Additionally the university has a dedicated MA in Creative Education which focuses specifically on educational practice and research being undertaken within the creative arts.
Many of our academic staff have come from professional practitioner backgrounds and bring their own experience of industry to the HE environment. This can make for really exciting interventions where technology and arts combine to create meaningful learning experiences. We’ve recently blogged about some of these current activities, such as Project Tango and Slack for assessment.
Unsurprisingly the abundance of specialist academics allows for diverse approaches to teaching and learning to exist within the University. Working closely with academic teams allows us to have an excellent overall view of the types of teaching practice occurring on modules at Falmouth and their impact on student learning.
Nationally more creative approaches to education have been recognised at other Universities and organisations; MMU promote an open module in creative education and the National Writing Project also host a Connected Learning MOOC.

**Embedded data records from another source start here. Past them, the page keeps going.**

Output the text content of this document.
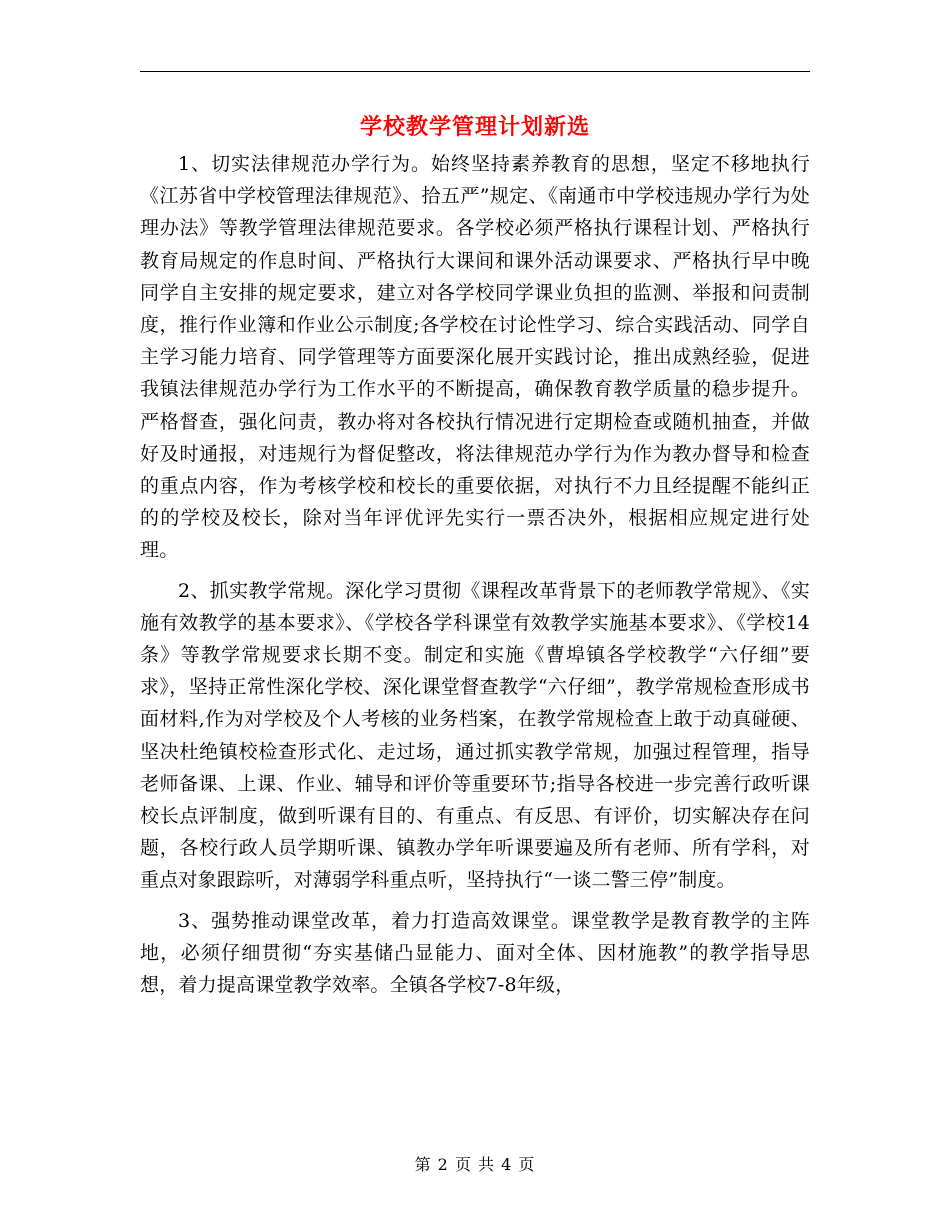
学校教学管理计划新选

1、切实法律规范办学行为。始终坚持素养教育的思想，坚定不移地执行《江苏省中学校管理法律规范》、拾五严”规定、《南通市中学校违规办学行为处理办法》等教学管理法律规范要求。各学校必须严格执行课程计划、严格执行教育局规定的作息时间、严格执行大课间和课外活动课要求、严格执行早中晚同学自主安排的规定要求，建立对各学校同学课业负担的监测、举报和问责制度，推行作业簿和作业公示制度;各学校在讨论性学习、综合实践活动、同学自主学习能力培育、同学管理等方面要深化展开实践讨论，推出成熟经验，促进我镇法律规范办学行为工作水平的不断提高，确保教育教学质量的稳步提升。严格督查，强化问责，教办将对各校执行情况进行定期检查或随机抽查，并做好及时通报，对违规行为督促整改，将法律规范办学行为作为教办督导和检查的重点内容，作为考核学校和校长的重要依据，对执行不力且经提醒不能纠正的的学校及校长，除对当年评优评先实行一票否决外，根据相应规定进行处理。

2、抓实教学常规。深化学习贯彻《课程改革背景下的老师教学常规》、《实施有效教学的基本要求》、《学校各学科课堂有效教学实施基本要求》、《学校14条》等教学常规要求长期不变。制定和实施《曹埠镇各学校教学“六仔细”要求》，坚持正常性深化学校、深化课堂督查教学“六仔细”，教学常规检查形成书面材料,作为对学校及个人考核的业务档案，在教学常规检查上敢于动真碰硬、坚决杜绝镇校检查形式化、走过场，通过抓实教学常规，加强过程管理，指导老师备课、上课、作业、辅导和评价等重要环节;指导各校进一步完善行政听课校长点评制度，做到听课有目的、有重点、有反思、有评价，切实解决存在问题，各校行政人员学期听课、镇教办学年听课要遍及所有老师、所有学科，对重点对象跟踪听，对薄弱学科重点听，坚持执行“一谈二警三停”制度。

3、强势推动课堂改革，着力打造高效课堂。课堂教学是教育教学的主阵地，必须仔细贯彻“夯实基储凸显能力、面对全体、因材施教”的教学指导思想，着力提高课堂教学效率。全镇各学校7-8年级，

第 2 页 共 4 页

Both of these example projects recognise the importance of discovery and play as part of creative educational experiences. Children are taught the benefits of discovery through play at a very early age, companies such as Tech Will Save Us introduce coding concepts to children through physical construction of technology. While for adults, Lego advocates its serious play method (LSP) to encourage individuals to creatively engage with concepts and ideas using Lego construction.
From a staff development perspective having a safe constructive environment to experiment and trial creative educational approaches is essential. So pause, reflect and find a creative experience that might work for you in your teaching.